Manuel García-Pelayo y Alonso
Ignacio Ruiz Quintano
Abc
Para la socialdemocracia es populismo todo lo que no está en la socialdemocracia, pero la apoteosis del populismo es la socialdemocracia.
La socialdemocracia entró a España doctrinalmente en los 50 con Tierno, que la vendía envuelta en unos cuadernos de la CIA, y granó, primero, en el 82, con Gonzalón y Guerra prometiendo Gibraltar en un balcón del Palace, y luego, en el 83, con Guerra poniendo boca de piñón y ojos como bolitas de alcanfor, a lo Evita, para decir “Tó pal pueblo” en lo que Manuel García-Pelayo y Alonso decidía con su voto de “kalidá” levantarle Rumasa a Ruiz Mateos, “levantá” muy celebrada por esos intelectuales de granja que hoy llaman cuñado a Donald Trump… ¡por populista!

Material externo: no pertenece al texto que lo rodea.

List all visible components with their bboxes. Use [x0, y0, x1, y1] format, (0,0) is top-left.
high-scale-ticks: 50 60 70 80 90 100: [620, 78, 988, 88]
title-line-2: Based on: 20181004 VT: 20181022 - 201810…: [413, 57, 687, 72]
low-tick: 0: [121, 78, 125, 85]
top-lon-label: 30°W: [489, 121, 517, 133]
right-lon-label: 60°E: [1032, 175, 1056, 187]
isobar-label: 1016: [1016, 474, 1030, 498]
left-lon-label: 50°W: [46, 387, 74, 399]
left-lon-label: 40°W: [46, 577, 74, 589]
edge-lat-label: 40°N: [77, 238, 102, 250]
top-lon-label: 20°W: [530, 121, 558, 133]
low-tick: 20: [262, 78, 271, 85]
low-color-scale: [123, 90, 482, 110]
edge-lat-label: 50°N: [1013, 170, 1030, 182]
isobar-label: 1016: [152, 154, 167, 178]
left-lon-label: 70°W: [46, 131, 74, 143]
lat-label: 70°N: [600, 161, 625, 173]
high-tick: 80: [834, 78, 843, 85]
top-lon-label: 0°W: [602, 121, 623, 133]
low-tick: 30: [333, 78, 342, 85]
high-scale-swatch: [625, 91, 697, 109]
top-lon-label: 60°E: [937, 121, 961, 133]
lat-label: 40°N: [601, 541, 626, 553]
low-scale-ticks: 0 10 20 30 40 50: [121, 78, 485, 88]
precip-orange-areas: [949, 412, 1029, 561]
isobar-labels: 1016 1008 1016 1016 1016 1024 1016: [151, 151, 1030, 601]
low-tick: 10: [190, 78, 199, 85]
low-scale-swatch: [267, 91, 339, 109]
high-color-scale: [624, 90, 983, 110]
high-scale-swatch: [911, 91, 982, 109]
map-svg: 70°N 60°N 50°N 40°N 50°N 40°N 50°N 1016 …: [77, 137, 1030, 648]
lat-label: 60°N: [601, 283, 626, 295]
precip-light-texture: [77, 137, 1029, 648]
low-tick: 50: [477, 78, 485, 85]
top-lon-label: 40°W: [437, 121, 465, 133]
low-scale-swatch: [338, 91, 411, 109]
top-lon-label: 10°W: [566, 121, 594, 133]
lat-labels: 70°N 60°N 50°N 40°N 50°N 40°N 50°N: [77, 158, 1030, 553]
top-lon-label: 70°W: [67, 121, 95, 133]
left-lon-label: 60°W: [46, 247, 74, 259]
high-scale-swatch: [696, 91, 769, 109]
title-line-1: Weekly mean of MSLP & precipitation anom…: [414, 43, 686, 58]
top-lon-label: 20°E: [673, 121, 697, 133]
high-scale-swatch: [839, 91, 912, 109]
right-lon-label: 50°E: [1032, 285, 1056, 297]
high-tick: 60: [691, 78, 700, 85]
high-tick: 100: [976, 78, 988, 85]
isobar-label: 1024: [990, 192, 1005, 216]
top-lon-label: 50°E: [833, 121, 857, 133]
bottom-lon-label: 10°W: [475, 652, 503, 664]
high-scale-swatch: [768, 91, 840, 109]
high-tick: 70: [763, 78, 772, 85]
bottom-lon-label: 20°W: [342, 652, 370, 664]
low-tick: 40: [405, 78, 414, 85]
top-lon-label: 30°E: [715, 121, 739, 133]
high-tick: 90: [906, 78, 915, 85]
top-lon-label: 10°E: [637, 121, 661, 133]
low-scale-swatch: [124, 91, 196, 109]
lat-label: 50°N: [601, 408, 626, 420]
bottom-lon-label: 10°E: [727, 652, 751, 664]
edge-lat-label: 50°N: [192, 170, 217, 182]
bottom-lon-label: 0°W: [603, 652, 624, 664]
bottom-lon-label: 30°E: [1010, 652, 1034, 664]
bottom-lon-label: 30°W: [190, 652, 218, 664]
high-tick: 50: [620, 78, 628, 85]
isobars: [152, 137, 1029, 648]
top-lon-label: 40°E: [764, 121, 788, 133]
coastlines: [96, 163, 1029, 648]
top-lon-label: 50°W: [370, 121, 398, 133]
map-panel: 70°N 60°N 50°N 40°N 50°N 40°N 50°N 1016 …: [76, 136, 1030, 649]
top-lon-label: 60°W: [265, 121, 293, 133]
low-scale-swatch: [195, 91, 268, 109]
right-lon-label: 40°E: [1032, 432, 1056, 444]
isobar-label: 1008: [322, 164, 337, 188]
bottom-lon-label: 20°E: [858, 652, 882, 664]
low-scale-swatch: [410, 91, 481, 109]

García-Pelayo visitó una vez en Berlín a Carl Schmitt, que le dedicó, con un aforismo de Jünger que parece pensado para Rajoy, un libro sobre Scharnhorst, el mítico jemad (¡como Julio Rodríguez!) prusiano: “Nadie muere antes de cumplir su misión, pero hay quien la sobrevive”. García-Pelayo cumplió su misión en Madrid y fue a morir, oh, justicia poética, a Venezuela.
El invento predilecto del populismo socialdemócrata es el Defensor del Pueblo, institución perfectamente superflua en una democracia que lo sea, y la prueba es que, en la única que hay, no hay.
Aquel “futuro reino de la igualdad y la unanimidad” que anunció Santayana está aquí: es la socialdemocracia, cuyo relativismo moral nos trae a Otegui, El Gordo, como nuevo líder de “multitúes”. Después de todo (cuando en España se es algo, se es “después de todo”), si todos quieren reformar la Constitución, El Gordo presumirá de haber querido “reformar” en un zulo a uno que la escribió: tarde/noche del 3 de julio del 79, no por las Cortes, como dicen ahora (eso hubiera implicado valor, por la presencia policial), sino por su casa, en Lope de Rueda, 55.
Que una cosa es visitar a los Castro en Tropicana, como Obama, y otra, recibir en el Parlamento de la tribu al Gordo, como Puigdemont.